Focal patches of cortical layer disruption – did we solve the mystery of autism?

iStock_000016507590XSmallScientists from the University of California, San Diego Health Sciences and Allen Institute for Brain Science discovered that six layered structure of cortex is focally disrupted in autistic patients. Their results suggest that autism begins long before birth whereas environmental factors influence further disease development.

Autism is a neurodevelopmental disorder characterized by impairment of social interactions, communication difficulties and stereotyped patterns of behavior. According to Centers for Disease Control and Prevention (CDC) about 1 in 50 children has been identified with autism spectrum disorder (ASD) in 2013. Although the complex etiology of autism has been intensively investigated, researchers have not yet identified a single trigger that causes disease development.

The article published in the New England Journal of Medicine is an another attempt to solve the mystery of autism origin. Scientists from the University of California, San Diego School of Medicine and the Allen Institute for Brain Science in Seattle investigated cytoarchitectural changes within the cortex in autistic patients.
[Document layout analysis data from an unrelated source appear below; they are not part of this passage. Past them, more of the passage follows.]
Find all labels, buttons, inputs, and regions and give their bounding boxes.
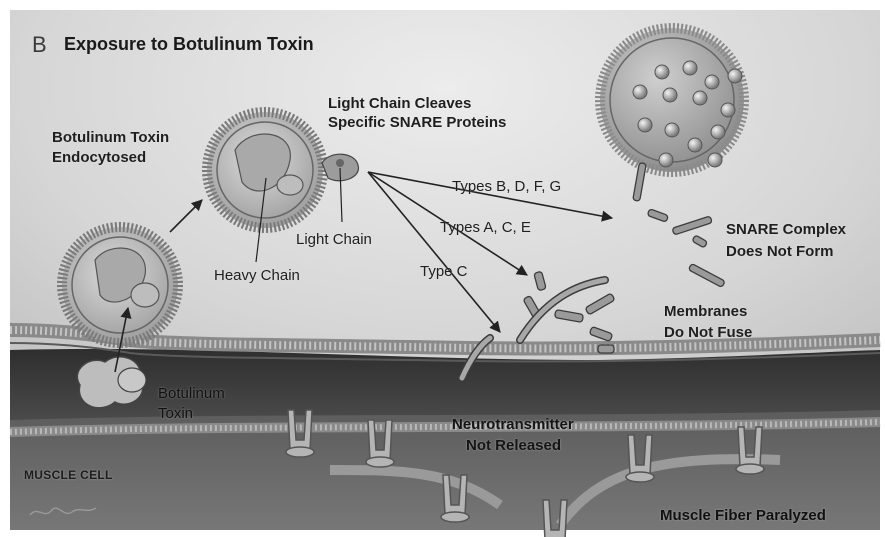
label-snare-2: Does Not Form: [726, 242, 834, 261]
label-light-chain-cleaves-2: Specific SNARE Proteins: [328, 113, 506, 132]
label-types-bdfg: Types B, D, F, G: [452, 177, 561, 196]
label-botulinum-1: Botulinum: [158, 384, 225, 403]
label-neurotransmitter-1: Neurotransmitter: [452, 415, 574, 434]
label-toxin-endocytosed-1: Botulinum Toxin: [52, 128, 169, 147]
label-type-c: Type C: [420, 262, 468, 281]
botulinum-toxin-molecule: [77, 357, 146, 408]
panel-letter: B: [32, 32, 47, 58]
endocytosing-vesicle: [62, 227, 178, 343]
label-muscle-cell: MUSCLE CELL: [24, 466, 113, 485]
label-botulinum-2: Toxin: [158, 404, 193, 423]
label-toxin-endocytosed-2: Endocytosed: [52, 148, 146, 167]
label-light-chain-cleaves-1: Light Chain Cleaves: [328, 94, 471, 113]
label-light-chain: Light Chain: [296, 230, 372, 249]
endocytosed-vesicle: [207, 112, 323, 228]
label-heavy-chain: Heavy Chain: [214, 266, 300, 285]
label-neurotransmitter-2: Not Released: [466, 436, 561, 455]
label-membranes-1: Membranes: [664, 302, 747, 321]
figure-title: Exposure to Botulinum Toxin: [64, 34, 314, 55]
label-types-ace: Types A, C, E: [440, 218, 531, 237]
synaptic-vesicle: [600, 28, 744, 172]
label-muscle-fiber-paralyzed: Muscle Fiber Paralyzed: [660, 506, 826, 525]
label-snare-1: SNARE Complex: [726, 220, 846, 239]
label-membranes-2: Do Not Fuse: [664, 323, 752, 342]
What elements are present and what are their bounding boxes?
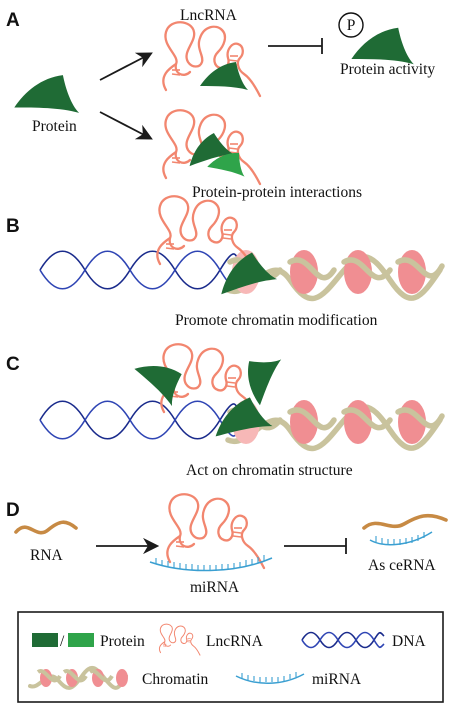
chromatin-icon — [28, 665, 128, 690]
legend-protein-label: Protein — [100, 633, 145, 650]
legend-dna-label: DNA — [392, 633, 426, 650]
act-on-chromatin-structure-label: Act on chromatin structure — [186, 462, 353, 479]
mirna-icon — [149, 555, 273, 572]
as-cerna-label: As ceRNA — [368, 557, 436, 574]
legend-chromatin-label: Chromatin — [142, 671, 209, 688]
protein-label: Protein — [32, 118, 77, 135]
panel-letter-d: D — [6, 500, 20, 521]
panel-d: D RNA miRNA — [6, 493, 448, 596]
svg-text:P: P — [347, 17, 356, 34]
panel-a: A LncRNA Protein P Protein activity — [6, 7, 435, 201]
protein-protein-interactions-label: Protein-protein interactions — [192, 184, 362, 201]
lncrna-icon — [166, 493, 266, 570]
rna-icon — [362, 513, 448, 530]
promote-chromatin-modification-label: Promote chromatin modification — [175, 312, 378, 329]
protein-icon — [68, 633, 94, 647]
lncrna-label: LncRNA — [180, 7, 238, 24]
protein-icon — [14, 75, 80, 113]
chromatin-icon — [225, 250, 445, 302]
dna-icon — [39, 250, 241, 290]
mirna-label: miRNA — [190, 579, 240, 596]
legend-lncrna-label: LncRNA — [206, 633, 264, 650]
legend-protein-sep: / — [60, 633, 65, 650]
panel-b: B Promote chromatin modification — [6, 195, 445, 329]
panel-c: C Act on chromatin structur — [6, 343, 445, 479]
phosphate-icon: P — [338, 12, 364, 38]
protein-icon — [32, 633, 58, 647]
mirna-icon — [235, 672, 305, 684]
panel-letter-a: A — [6, 10, 20, 31]
protein-icon — [351, 27, 414, 65]
lncrna-icon — [162, 21, 262, 98]
legend-box — [17, 611, 444, 703]
panel-letter-b: B — [6, 216, 20, 237]
dna-icon — [301, 631, 385, 649]
mirna-icon — [369, 531, 433, 546]
legend: / Protein LncRNA DNA Chromatin — [17, 611, 444, 703]
arrow-icon — [99, 52, 153, 81]
panel-letter-c: C — [6, 354, 20, 375]
rna-icon — [14, 520, 78, 535]
rna-label: RNA — [30, 547, 64, 564]
dna-icon — [39, 400, 241, 440]
protein-activity-label: Protein activity — [340, 61, 435, 78]
legend-mirna-label: miRNA — [312, 671, 362, 688]
lncrna-icon — [162, 109, 262, 186]
arrow-icon — [99, 111, 153, 140]
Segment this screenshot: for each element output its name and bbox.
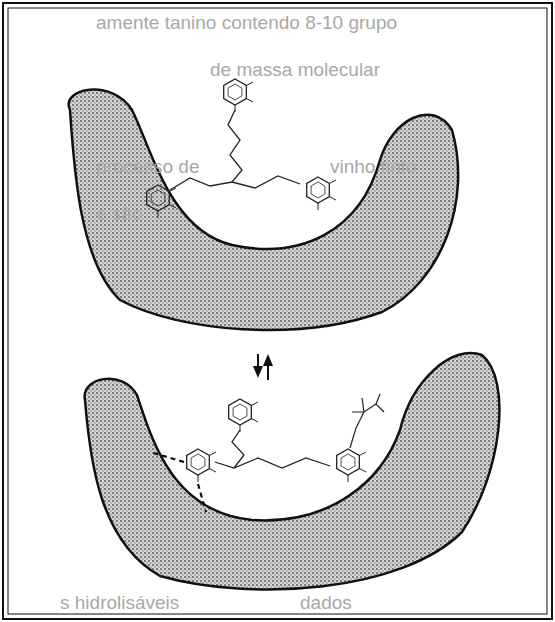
bleed-through-text: e são — [96, 203, 142, 225]
protein-bottom — [85, 353, 500, 589]
bleed-through-text: s hidrolisáveis — [60, 592, 179, 614]
bleed-through-text: dados — [300, 592, 352, 614]
protein-top — [69, 90, 458, 330]
equilibrium-arrows — [253, 354, 273, 380]
bleed-through-text: processo de — [96, 156, 200, 178]
tannin-bottom — [187, 394, 384, 482]
hydrogen-bonds — [150, 452, 206, 512]
tannin-top — [147, 79, 336, 218]
bleed-through-text: de massa molecular — [210, 59, 380, 81]
bleed-through-text: vinho tinto — [330, 156, 417, 178]
bleed-through-text: amente tanino contendo 8-10 grupo — [96, 12, 397, 34]
frame — [3, 3, 552, 619]
frame-inner — [8, 8, 547, 614]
Examined material constituted neuronal tissue obtained postmortem from children with and without autism between the ages of 2 and 15 years. RNA in situ hybridization with a panel of molecular markers specific for cortical layers was used to phenotype cortical microstructure. Researchers assessed markers for nervous tissue, along with genes that have been related to increased risk of autism.

According to previous studies ASD are associated with neuropathological changes as for e.g. cerebellar hemisphere hypertrophy, hypoplasia of the vermis cerebelli, disorganized cytoarchitecture of a cortex as well as abnormal structure of frontal and temporal lobe and hippocampus. Furthermore it has been proved that neuroanatomical changes accompany impaired synaptic transmission. Cortex of autistic patients is thicker with irregular layers structure and indistinct line between white and gray matter. Ectopic gray matter and elevated neurons number has been also described in some studies. Although many studies conducted, anatomopathological changes in a brain tissue of autistic patients have not been fully elucidated yet.

Data published the New England Journal of Medicine show lack of some molecular markers significant for particular cortex layers in the majority of investigated brain tissue samples (91%) in autistic patients and in 9% in control group. Cortical disorganization of brain tissue were observed as focal patches (5-7mm in diameter) in the area of abnormal laminar six layers cortex cytoarchitecture. Those patches were predominantly localized in frontal and temporal cortex – brainregiones responsible for social behaviors, languages abilities and emotions. Due to focal character of cortex deodorization, it might be possible to induce neuronal connections bypassing this abnormal structures as authors suggest.

Better understanding a focal character of brain tissue disorganization in patients suffering from autism might contribute to extend the knowledge regarding this disease or to create novel therapeutic options.